This is the best overview I could find: https://discoverthreejs.com/tips-and-tricks
The most important is gotcha in Threejs is that creating objects can be expensive, think twice before you mount/unmnount things! Every material or light that you put into the scene has to compile, every geometry you create will be processed. Share materials and geometries if you can, either in global scope or locally:
const geom = useMemo(() => new BoxBufferGeometry(), [])
const mat = useMemo(() => new MeshBasicMaterial(), [])
return items.map(i => <mesh geometry={geom} material={mat} ...
Try to use instancing as much as you can when you need to display many objects of a similar type!
Avoid forcing a full component (+ its children) through React and its diffing mechanism 60 times per second.
const [x, setX] = useState(0)
useFrame(() => setX(x => x + 0.01))
// Or, just as bad ...
// useEffect(() => void setInterval(() => setX(x => x + 0.01), 1), [])
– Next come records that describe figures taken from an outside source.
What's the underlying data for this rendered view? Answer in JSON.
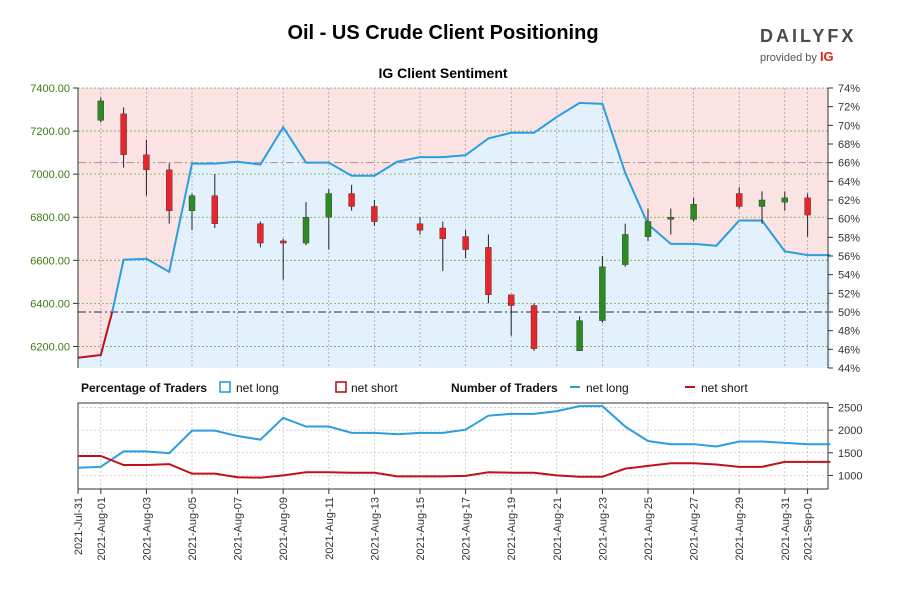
{
  "title": "Oil - US Crude Client Positioning",
  "brand": {
    "name_part1": "DAILY",
    "name_part2": "FX",
    "provided_by": "provided by",
    "partner": "IG"
  },
  "colors": {
    "up": "#2e8b22",
    "down": "#e8262a",
    "net_long": "#2b9de0",
    "net_short": "#c0101e",
    "price_axis": "#3c7a14",
    "short_bg": "#fbe3e3",
    "long_bg": "#e2f1fb"
  },
  "chart_data": {
    "type": "candlestick+line",
    "subtitle": "IG Client Sentiment",
    "x_labels": [
      "2021-Jul-31",
      "2021-Aug-01",
      "2021-Aug-03",
      "2021-Aug-05",
      "2021-Aug-07",
      "2021-Aug-09",
      "2021-Aug-11",
      "2021-Aug-13",
      "2021-Aug-15",
      "2021-Aug-17",
      "2021-Aug-19",
      "2021-Aug-21",
      "2021-Aug-23",
      "2021-Aug-25",
      "2021-Aug-27",
      "2021-Aug-29",
      "2021-Aug-31",
      "2021-Sep-01"
    ],
    "price_axis": {
      "ticks": [
        "7400.00",
        "7200.00",
        "7000.00",
        "6800.00",
        "6600.00",
        "6400.00",
        "6200.00"
      ],
      "ylim": [
        6100,
        7400
      ]
    },
    "pct_axis": {
      "ticks": [
        "74%",
        "72%",
        "70%",
        "68%",
        "66%",
        "64%",
        "62%",
        "60%",
        "58%",
        "56%",
        "54%",
        "52%",
        "50%",
        "48%",
        "46%",
        "44%"
      ],
      "ylim": [
        44,
        74
      ]
    },
    "count_axis": {
      "ticks": [
        "2500",
        "2000",
        "1500",
        "1000"
      ],
      "ylim": [
        700,
        2600
      ]
    },
    "candles": [
      {
        "d": 1,
        "o": 7250,
        "h": 7355,
        "l": 7240,
        "c": 7340
      },
      {
        "d": 2,
        "o": 7280,
        "h": 7310,
        "l": 7030,
        "c": 7090
      },
      {
        "d": 3,
        "o": 7090,
        "h": 7160,
        "l": 6900,
        "c": 7020
      },
      {
        "d": 4,
        "o": 7020,
        "h": 7050,
        "l": 6770,
        "c": 6830
      },
      {
        "d": 5,
        "o": 6830,
        "h": 6910,
        "l": 6740,
        "c": 6900
      },
      {
        "d": 6,
        "o": 6900,
        "h": 7000,
        "l": 6750,
        "c": 6770
      },
      {
        "d": 8,
        "o": 6770,
        "h": 6780,
        "l": 6660,
        "c": 6680
      },
      {
        "d": 9,
        "o": 6690,
        "h": 6700,
        "l": 6510,
        "c": 6680
      },
      {
        "d": 10,
        "o": 6680,
        "h": 6870,
        "l": 6670,
        "c": 6800
      },
      {
        "d": 11,
        "o": 6800,
        "h": 6930,
        "l": 6650,
        "c": 6910
      },
      {
        "d": 12,
        "o": 6910,
        "h": 6950,
        "l": 6830,
        "c": 6850
      },
      {
        "d": 13,
        "o": 6850,
        "h": 6880,
        "l": 6760,
        "c": 6780
      },
      {
        "d": 15,
        "o": 6770,
        "h": 6800,
        "l": 6720,
        "c": 6740
      },
      {
        "d": 16,
        "o": 6750,
        "h": 6780,
        "l": 6550,
        "c": 6700
      },
      {
        "d": 17,
        "o": 6710,
        "h": 6740,
        "l": 6610,
        "c": 6650
      },
      {
        "d": 18,
        "o": 6660,
        "h": 6720,
        "l": 6400,
        "c": 6440
      },
      {
        "d": 19,
        "o": 6440,
        "h": 6440,
        "l": 6250,
        "c": 6390
      },
      {
        "d": 20,
        "o": 6390,
        "h": 6400,
        "l": 6180,
        "c": 6190
      },
      {
        "d": 22,
        "o": 6180,
        "h": 6340,
        "l": 6180,
        "c": 6320
      },
      {
        "d": 23,
        "o": 6320,
        "h": 6620,
        "l": 6310,
        "c": 6570
      },
      {
        "d": 24,
        "o": 6580,
        "h": 6770,
        "l": 6570,
        "c": 6720
      },
      {
        "d": 25,
        "o": 6710,
        "h": 6840,
        "l": 6690,
        "c": 6780
      },
      {
        "d": 26,
        "o": 6790,
        "h": 6840,
        "l": 6720,
        "c": 6800
      },
      {
        "d": 27,
        "o": 6790,
        "h": 6890,
        "l": 6780,
        "c": 6860
      },
      {
        "d": 29,
        "o": 6910,
        "h": 6940,
        "l": 6840,
        "c": 6850
      },
      {
        "d": 30,
        "o": 6850,
        "h": 6920,
        "l": 6770,
        "c": 6880
      },
      {
        "d": 31,
        "o": 6870,
        "h": 6920,
        "l": 6830,
        "c": 6890
      },
      {
        "d": 32,
        "o": 6890,
        "h": 6910,
        "l": 6710,
        "c": 6810
      }
    ],
    "net_long_pct": [
      {
        "d": 0,
        "v": 45.1
      },
      {
        "d": 1,
        "v": 45.4
      },
      {
        "d": 2,
        "v": 55.6
      },
      {
        "d": 3,
        "v": 55.7
      },
      {
        "d": 4,
        "v": 54.3
      },
      {
        "d": 5,
        "v": 65.9
      },
      {
        "d": 6,
        "v": 65.9
      },
      {
        "d": 7,
        "v": 66.1
      },
      {
        "d": 8,
        "v": 65.8
      },
      {
        "d": 9,
        "v": 69.8
      },
      {
        "d": 10,
        "v": 66.0
      },
      {
        "d": 11,
        "v": 66.0
      },
      {
        "d": 12,
        "v": 64.6
      },
      {
        "d": 13,
        "v": 64.6
      },
      {
        "d": 14,
        "v": 66.1
      },
      {
        "d": 15,
        "v": 66.6
      },
      {
        "d": 16,
        "v": 66.6
      },
      {
        "d": 17,
        "v": 66.8
      },
      {
        "d": 18,
        "v": 68.6
      },
      {
        "d": 19,
        "v": 69.2
      },
      {
        "d": 20,
        "v": 69.2
      },
      {
        "d": 21,
        "v": 70.9
      },
      {
        "d": 22,
        "v": 72.4
      },
      {
        "d": 23,
        "v": 72.3
      },
      {
        "d": 24,
        "v": 64.9
      },
      {
        "d": 25,
        "v": 59.4
      },
      {
        "d": 26,
        "v": 57.3
      },
      {
        "d": 27,
        "v": 57.3
      },
      {
        "d": 28,
        "v": 57.1
      },
      {
        "d": 29,
        "v": 59.8
      },
      {
        "d": 30,
        "v": 59.8
      },
      {
        "d": 31,
        "v": 56.5
      },
      {
        "d": 32,
        "v": 56.1
      },
      {
        "d": 33,
        "v": 56.1
      }
    ],
    "ref_lines_pct": [
      66,
      50
    ],
    "legend": {
      "pct_label": "Percentage of Traders",
      "count_label": "Number of Traders",
      "net_long": "net long",
      "net_short": "net short"
    },
    "traders_long": [
      {
        "d": 0,
        "v": 1170
      },
      {
        "d": 1,
        "v": 1190
      },
      {
        "d": 2,
        "v": 1530
      },
      {
        "d": 3,
        "v": 1530
      },
      {
        "d": 4,
        "v": 1490
      },
      {
        "d": 5,
        "v": 1990
      },
      {
        "d": 6,
        "v": 1990
      },
      {
        "d": 7,
        "v": 1870
      },
      {
        "d": 8,
        "v": 1790
      },
      {
        "d": 9,
        "v": 2270
      },
      {
        "d": 10,
        "v": 2080
      },
      {
        "d": 11,
        "v": 2080
      },
      {
        "d": 12,
        "v": 1940
      },
      {
        "d": 13,
        "v": 1940
      },
      {
        "d": 14,
        "v": 1910
      },
      {
        "d": 15,
        "v": 1940
      },
      {
        "d": 16,
        "v": 1940
      },
      {
        "d": 17,
        "v": 2010
      },
      {
        "d": 18,
        "v": 2320
      },
      {
        "d": 19,
        "v": 2360
      },
      {
        "d": 20,
        "v": 2360
      },
      {
        "d": 21,
        "v": 2420
      },
      {
        "d": 22,
        "v": 2530
      },
      {
        "d": 23,
        "v": 2530
      },
      {
        "d": 24,
        "v": 2080
      },
      {
        "d": 25,
        "v": 1760
      },
      {
        "d": 26,
        "v": 1690
      },
      {
        "d": 27,
        "v": 1690
      },
      {
        "d": 28,
        "v": 1640
      },
      {
        "d": 29,
        "v": 1750
      },
      {
        "d": 30,
        "v": 1750
      },
      {
        "d": 31,
        "v": 1720
      },
      {
        "d": 32,
        "v": 1690
      },
      {
        "d": 33,
        "v": 1690
      }
    ],
    "traders_short": [
      {
        "d": 0,
        "v": 1430
      },
      {
        "d": 1,
        "v": 1430
      },
      {
        "d": 2,
        "v": 1230
      },
      {
        "d": 3,
        "v": 1230
      },
      {
        "d": 4,
        "v": 1250
      },
      {
        "d": 5,
        "v": 1040
      },
      {
        "d": 6,
        "v": 1040
      },
      {
        "d": 7,
        "v": 960
      },
      {
        "d": 8,
        "v": 950
      },
      {
        "d": 9,
        "v": 1000
      },
      {
        "d": 10,
        "v": 1070
      },
      {
        "d": 11,
        "v": 1070
      },
      {
        "d": 12,
        "v": 1060
      },
      {
        "d": 13,
        "v": 1060
      },
      {
        "d": 14,
        "v": 980
      },
      {
        "d": 15,
        "v": 980
      },
      {
        "d": 16,
        "v": 980
      },
      {
        "d": 17,
        "v": 990
      },
      {
        "d": 18,
        "v": 1070
      },
      {
        "d": 19,
        "v": 1060
      },
      {
        "d": 20,
        "v": 1060
      },
      {
        "d": 21,
        "v": 1000
      },
      {
        "d": 22,
        "v": 970
      },
      {
        "d": 23,
        "v": 970
      },
      {
        "d": 24,
        "v": 1150
      },
      {
        "d": 25,
        "v": 1210
      },
      {
        "d": 26,
        "v": 1270
      },
      {
        "d": 27,
        "v": 1270
      },
      {
        "d": 28,
        "v": 1240
      },
      {
        "d": 29,
        "v": 1190
      },
      {
        "d": 30,
        "v": 1190
      },
      {
        "d": 31,
        "v": 1300
      },
      {
        "d": 32,
        "v": 1300
      },
      {
        "d": 33,
        "v": 1300
      }
    ]
  }
}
return <mesh position-x={x} />
✅ Instead, use refs and mutate! This is totally fine and that's how you would do it in plain Threejs as well
const ref = useRef()
useFrame(() => ref.current.position.x += 0.01)
return <mesh ref={ref} />
Instead use lerp, or animation libs that animate outside of React! Avoid libs like react-motion that re-render the component 60fps!
✅ Using lerp + useFrame
function Signal({ active }) {
const ref = useRef()
useFrame(() => ref.current.position.x = THREE.MathUtils.lerp(ref.current.position.x, active ? 100 : 0, 0.1))
return <mesh ref={ref} />
✅ Or react-spring, which animates outside of React
import { a, useSpring } from 'react-spring/three'
function Signal({ active }) {
const { x } = useSpring({ x: active ? 100 : 0 })
return <a.mesh position-x={x} />
Using state-managers and selected state is fine, but not for updates that happen rapidly!
import { useSelector } from 'react-redux'
// Assuming that x gets animated inside the store 60fps
const x = useSelector(state => state.x)
return <mesh position-x={x} />
✅ Fetch state directly, for instance using zustand
useFrame(() => ref.current.position.x = api.getState().x)
return <mesh ref={ref} />
✅ Or, subscribe to your state in a way that doesn't re-render the component
const ref = useRef()
useEffect(() => api.subscribe(x => ref.current.position.x = x, state => state.x), [])
return <mesh ref={ref} />
In Threejs it is very common to not re-mount at all, see the "disposing of things" section in discover-three. This is because materials get re-compiled, etc.
Switch React to @experimental
and flag the canvas as concurrent. Now React will schedule and defer expensive operations. You don't need to do anything else, but you can play around with the experimental scheduler and see if marking ops with a lesser priority makes a difference.
<Canvas concurrent />
Try to avoid creating too much effort for the garbage collector, re-pool objects when you can!
useFrame(() => {
ref.current.position.lerp(new THREE.Vector3(x, y, z), 0.1)
})
const [vec] = useState(() => new THREE.Vector3())
useFrame(() => {
ref.current.position.lerp(vec.set(x, y, z), 0.1)
})
Threejs loaders give you the ability to load async assets (models, textures, etc), but they are probablic.
function Component() {
const [texture, set] = useState()
useEffect(() => void new TextureLoader().load(url, set), [])
return texture
? (
<mesh>
<sphereGeometry />
<meshBasicMaterial map={texture} />
</mesh>
)
: null
}
Instead use useLoader, which caches assets and makes them available througout the scene.
function Component() {
const texture = useLoader(TextureLoader, url)
return (
<mesh>
<sphereGeometry />
<meshBasicMaterial map={texture} />
</mesh>
)
}
Regarding GLTF's try to use gltfjsx as much as you can, this will create immutable jsx graphs which allow you to even re-use full models.